The Court engaged in an extensive factual and legal analysis of the intent of the parties, including extrinsic evidence in the form of testimony by experts in the steel industry. After a careful deductive process, the Court concluded that the Non-Competition Covenant was breached. The Court also rejected a laches defense, in light of the finding that Concord sued within one month of becoming aware of the claim.
The Court reviewed the prerequisites for obtaining permanent injunctive relief. See footnote 110. For specific performance of a Covenant-Not-To-Compete, the Court also recognized the well established requirements that it must be demonstrated by “clear and convincing evidence that the Non-Competition Covenant is reasonable in geographic scope and temporal duration, and advances Concord’s legitimate economic interest.” (See footnote 111.)
In reviewing the balancing of equities aspect of the elements of injunctive relief, the Court was not persuaded that enforcement of the covenant “would be fatal to WSP.” The Court’s reasoning was based on its finding that WSP would still be able to do some work that was outside of the restricted behavior.
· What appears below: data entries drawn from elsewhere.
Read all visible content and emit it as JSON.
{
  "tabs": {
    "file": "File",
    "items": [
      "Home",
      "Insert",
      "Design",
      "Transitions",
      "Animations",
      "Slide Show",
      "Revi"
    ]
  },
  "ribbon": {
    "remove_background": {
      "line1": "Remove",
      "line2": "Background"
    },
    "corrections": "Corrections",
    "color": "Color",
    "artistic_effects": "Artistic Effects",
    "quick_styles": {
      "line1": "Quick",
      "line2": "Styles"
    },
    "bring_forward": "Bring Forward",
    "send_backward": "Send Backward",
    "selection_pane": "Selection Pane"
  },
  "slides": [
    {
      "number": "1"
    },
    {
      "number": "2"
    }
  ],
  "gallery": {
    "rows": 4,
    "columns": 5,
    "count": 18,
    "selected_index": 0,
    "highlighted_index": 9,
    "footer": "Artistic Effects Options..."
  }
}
Rather, the Court explained that an injunction would merely put the parties in the position that they agreed to be in under the APA. [Sidebar note: The author of this blog post can attest from experience that bankruptcy can result from enforcement of these covenants but that is a risk of the party who enters into these agreements, and one should not expect to be saved via the "balancing of the equities test.".]
Money Damages and Lost Profits
The Court determined that the proper measure of damages would be gross profits of WSP and not the net profits because under Delaware law, “fixed costs generally are not deducted from lost profits.” See footnote 121.
In addition, the Court relied on a provision in the APA that awarded attorneys’ fees to the prevailing party in the event of a breach. In closing, the Court ordered that counsel for plaintiffs submit a stipulated or proposed form of judgment in accordance with the opinion and in accordance with Section 4734 of Title 10 of the Delaware Code. (Ouch.)